Germany is shutting down half of the six nuclear plants it still has in operation, a year before the country draws the final curtain on its decades-long use of atomic power.
The decision to phase out nuclear power and shift from fossil fuels to renewable energy was first taken by the centre-left government of former Chancellor Gerhard Schroeder in 2002.
His successor, Angela Merkel, reversed her decision to extend the lifetime of Germany’s nuclear plants in the wake of the 2011 Fukushima disaster in Japan and set 2022 as the final deadline for shutting them down.
The three reactors now being shuttered were first powered up in the mid-1980s. Together they provided electricity to millions of German households for almost 40 years.

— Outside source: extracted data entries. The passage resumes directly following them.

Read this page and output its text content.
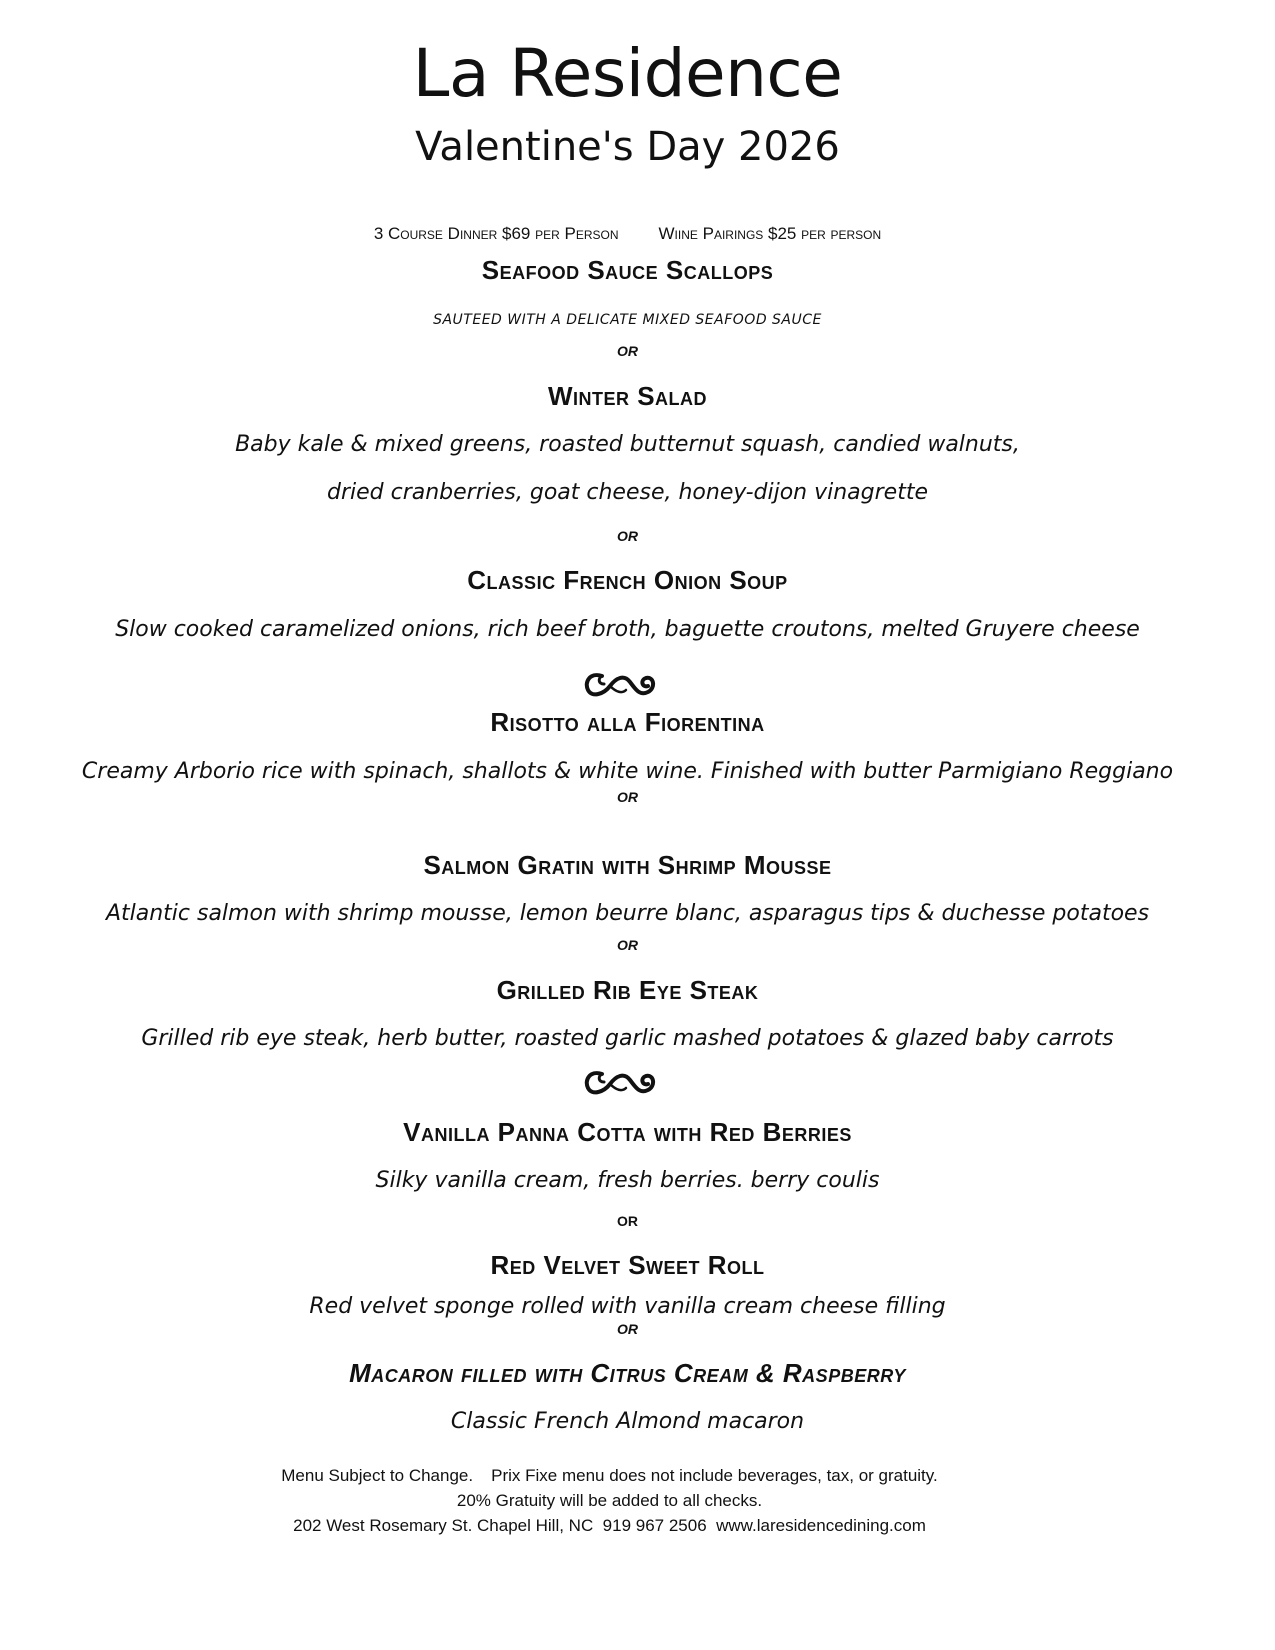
La Residence
Valentine's Day 2026
3 Course Dinner $69 per Person Wiine Pairings $25 per person
Seafood Sauce Scallops
SAUTEED WITH A DELICATE MIXED SEAFOOD SAUCE
OR
Winter Salad
Baby kale & mixed greens, roasted butternut squash, candied walnuts,
dried cranberries, goat cheese, honey-dijon vinagrette
OR
Classic French Onion Soup
Slow cooked caramelized onions, rich beef broth, baguette croutons, melted Gruyere cheese
Risotto alla Fiorentina
Creamy Arborio rice with spinach, shallots & white wine. Finished with butter Parmigiano Reggiano
OR
Salmon Gratin with Shrimp Mousse
Atlantic salmon with shrimp mousse, lemon beurre blanc, asparagus tips & duchesse potatoes
OR
Grilled Rib Eye Steak
Grilled rib eye steak, herb butter, roasted garlic mashed potatoes & glazed baby carrots
Vanilla Panna Cotta with Red Berries
Silky vanilla cream, fresh berries. berry coulis
OR
Red Velvet Sweet Roll
Red velvet sponge rolled with vanilla cream cheese filling
OR
Macaron filled with Citrus Cream & Raspberry
Classic French Almond macaron
Menu Subject to Change. Prix Fixe menu does not include beverages, tax, or gratuity.
20% Gratuity will be added to all checks.
202 West Rosemary St. Chapel Hill, NC  919 967 2506  www.laresidencedining.com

Some in Germany have called for the decision to end the use of nuclear power to be reconsidered again because the power plants already in operation produce relatively little carbon dioxide. Advocates of atomic energy argue that it can help Germany meet its climate targets for reducing greenhouse gas emissions.

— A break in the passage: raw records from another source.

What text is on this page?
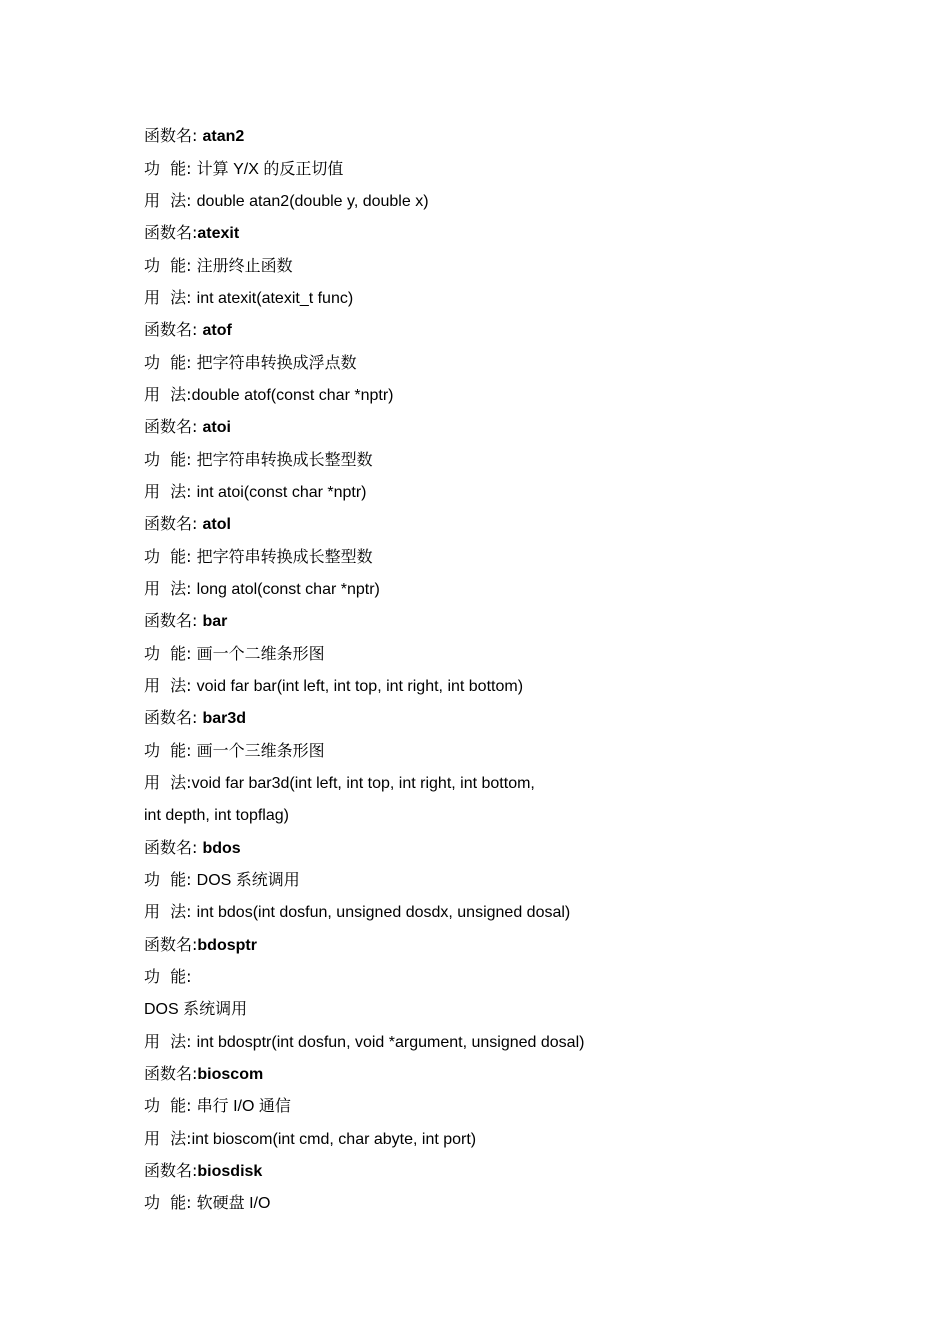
函数名: atan2
功  能: 计算 Y/X 的反正切值
用  法: double atan2(double y, double x)
函数名:atexit
功  能: 注册终止函数
用  法: int atexit(atexit_t func)
函数名: atof
功  能: 把字符串转换成浮点数
用  法:double atof(const char *nptr)
函数名: atoi
功  能: 把字符串转换成长整型数
用  法: int atoi(const char *nptr)
函数名: atol
功  能: 把字符串转换成长整型数
用  法: long atol(const char *nptr)
函数名: bar
功  能: 画一个二维条形图
用  法: void far bar(int left, int top, int right, int bottom)
函数名: bar3d
功  能: 画一个三维条形图
用  法:void far bar3d(int left, int top, int right, int bottom,
int depth, int topflag)
函数名: bdos
功  能: DOS 系统调用
用  法: int bdos(int dosfun, unsigned dosdx, unsigned dosal)
函数名:bdosptr
功  能:
DOS 系统调用
用  法: int bdosptr(int dosfun, void *argument, unsigned dosal)
函数名:bioscom
功  能: 串行 I/O 通信
用  法:int bioscom(int cmd, char abyte, int port)
函数名:biosdisk
功  能: 软硬盘 I/O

But the German government said this week that decommissioning all nuclear plants next year and then phasing out the use of coal by 2030 will not affect the country’s energy security or its goal of making Europe’s biggest economy “climate neutral” by 2045.
Several of Germany’s neighbours have already ended nuclear power or announced plans to do so, but others are sticking with the technology. This has prompted concerns of a nuclear rift in Europe.
Germany’s nuclear power companies will receive almost $3 billion for the early shutdown of their plants. A final decision is yet to be taken about where to store tens of thousands of tonnes of nuclear waste produced in German power plants. Experts say some material will remain dangerously radioactive for 35,000 generations.